The Causal Continuum - Transforming Modelling and Computation in Causal Inference

A central aspect of science and engineering is to be able to answer "what if" questions. What will happen if this gene suffers a mutation? What are the public health consequences of having this social benefit cut? What can we do to mitigate disparities among social groups? To which extent are lockdowns useful to mitigate a pandemic? Which ramifications will take place if failures occur at these points of a major logistical operation such as food supply chains?

These are cause-effect questions. Answering them is hard because it involves change. Historical data may fail to capture the implications of change, placing causal questions out of the comfort zone by which data is used to inform decisions. It is one thing to predict the life expectancy of a smoker, as done by public health officials or insurance companies. It is much harder to understand what will happen if we convince someone to stop smoking, as historical data may have a substantive number of cases where people stopped smoking shortly before dying of respiratory disease, due to discomfort. A statistical or machine learning method oblivious to these causal explanations may actually say that stopping smoking is bad for one's health.

Ideally, we would like to perform randomised controlled trials where the choice of action to be taken is decided by the flip of coin, so that confounding factors between cause and effect are overridden. This removal of confounding is necessary to show convincingly, for instance, that a covid-19 vaccination works due to biological processes as opposed to sociological confounding factors among those who choose to be vaccinated and their health outcomes. However, in many cases such trials can be very expensive (understanding genetic networks involves a large experimental space) or unethical (we cannot force someone to smoke or not), and even when they take place, a controlled trial may not fully control the factor of interest (we can randomly assign a drug or placebo to a patient, but we may not have the means to make the patient comply with the treatment if they stay at home).
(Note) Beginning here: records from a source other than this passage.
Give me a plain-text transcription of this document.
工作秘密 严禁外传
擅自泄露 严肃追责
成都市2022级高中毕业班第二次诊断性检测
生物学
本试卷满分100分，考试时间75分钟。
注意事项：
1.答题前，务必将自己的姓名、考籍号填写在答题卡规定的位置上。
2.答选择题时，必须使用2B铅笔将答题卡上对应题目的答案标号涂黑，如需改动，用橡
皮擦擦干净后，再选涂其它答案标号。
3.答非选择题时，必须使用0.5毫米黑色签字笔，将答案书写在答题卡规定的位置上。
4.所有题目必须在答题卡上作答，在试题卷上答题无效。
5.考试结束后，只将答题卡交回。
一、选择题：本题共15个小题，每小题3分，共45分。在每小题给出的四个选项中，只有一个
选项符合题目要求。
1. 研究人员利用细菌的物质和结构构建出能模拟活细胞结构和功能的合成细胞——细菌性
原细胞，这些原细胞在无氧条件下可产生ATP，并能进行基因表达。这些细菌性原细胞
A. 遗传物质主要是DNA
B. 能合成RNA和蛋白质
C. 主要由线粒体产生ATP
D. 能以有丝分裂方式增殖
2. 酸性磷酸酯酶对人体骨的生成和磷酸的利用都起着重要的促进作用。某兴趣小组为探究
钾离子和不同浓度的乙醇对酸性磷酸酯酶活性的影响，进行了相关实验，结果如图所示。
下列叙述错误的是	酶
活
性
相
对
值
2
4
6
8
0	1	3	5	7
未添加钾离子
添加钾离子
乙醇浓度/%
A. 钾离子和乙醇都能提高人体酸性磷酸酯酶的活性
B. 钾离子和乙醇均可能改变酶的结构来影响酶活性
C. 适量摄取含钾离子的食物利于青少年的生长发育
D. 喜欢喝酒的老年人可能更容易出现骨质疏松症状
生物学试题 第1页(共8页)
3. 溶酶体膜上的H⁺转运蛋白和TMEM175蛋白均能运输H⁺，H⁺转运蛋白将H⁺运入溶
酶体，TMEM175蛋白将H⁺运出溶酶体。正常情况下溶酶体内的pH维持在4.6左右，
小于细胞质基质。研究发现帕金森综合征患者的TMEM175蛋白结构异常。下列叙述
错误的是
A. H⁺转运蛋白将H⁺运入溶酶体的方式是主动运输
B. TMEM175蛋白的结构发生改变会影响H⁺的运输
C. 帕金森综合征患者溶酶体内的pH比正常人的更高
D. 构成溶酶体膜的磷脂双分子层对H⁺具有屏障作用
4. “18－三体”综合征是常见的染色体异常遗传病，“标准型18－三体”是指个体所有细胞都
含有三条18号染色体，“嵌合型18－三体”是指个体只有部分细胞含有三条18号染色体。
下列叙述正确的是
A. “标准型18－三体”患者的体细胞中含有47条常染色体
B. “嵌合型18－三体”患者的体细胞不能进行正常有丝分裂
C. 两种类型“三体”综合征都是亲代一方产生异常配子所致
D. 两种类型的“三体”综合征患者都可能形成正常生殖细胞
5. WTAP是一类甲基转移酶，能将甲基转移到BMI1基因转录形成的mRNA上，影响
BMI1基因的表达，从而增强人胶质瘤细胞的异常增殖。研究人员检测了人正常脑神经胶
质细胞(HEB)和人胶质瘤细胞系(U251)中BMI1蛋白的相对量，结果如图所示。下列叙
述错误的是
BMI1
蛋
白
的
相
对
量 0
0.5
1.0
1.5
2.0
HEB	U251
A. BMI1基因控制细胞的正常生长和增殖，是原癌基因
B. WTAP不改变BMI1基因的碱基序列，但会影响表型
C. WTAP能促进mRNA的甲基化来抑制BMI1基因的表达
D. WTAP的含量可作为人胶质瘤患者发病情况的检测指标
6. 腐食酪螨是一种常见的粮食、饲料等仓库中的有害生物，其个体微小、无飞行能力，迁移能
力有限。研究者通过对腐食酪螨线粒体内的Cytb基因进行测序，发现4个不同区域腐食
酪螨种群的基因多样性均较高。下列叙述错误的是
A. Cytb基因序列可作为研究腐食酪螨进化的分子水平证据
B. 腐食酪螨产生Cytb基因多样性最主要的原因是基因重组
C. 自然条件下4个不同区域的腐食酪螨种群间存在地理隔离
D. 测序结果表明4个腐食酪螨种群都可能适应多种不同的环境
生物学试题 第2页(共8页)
Data scientists have not ignored these problems, and we can thank the hard work of epidemiologists, for instance, for presenting a convincing case establishing the harmful link between smoking and lung cancer. But without randomised trials, the answer to a "what if" question requires assumptions or otherwise it is unknowable. This means that causal inference progresses slowly and is prone to mistakes. Part of the reason is that, traditionally, methods for causal inference largely rely on pre-defined families of assumptions chosen by statisticians designing methods that will provide unambiguous answers. Applied scientists then choose to adopt a particular method according to what manages to be a good enough approximation to their understanding of the world (one simple case: assume we have no common causes that are not measured in the data!). Although there are tools for sensitivity analysis (what if assumptions are violated in some particular ways?), they don't address the main issue directly: a domain-expert should be given the chance of specifying upfront assumptions according to the way they see appropriate, and not be artificially told a single, convenient answer, but what indeed can be disentangled from the observational data given the information provided. One of the reasons this workflow is not popular is the need for computationally-intensive algorithms to deduce the consequences of such assumptions.

This project has the ambition of changing the common practice for causal inference, increasing transparency and the speed by which we understand the limits of our knowledge and where to look for in order to progress. It will rely on cutting-edge algorithms for providing a flexible sandbox for domain experts to express their knowledge on a very flexible way, while offering also the backend support for the sophisticated computational methods needed.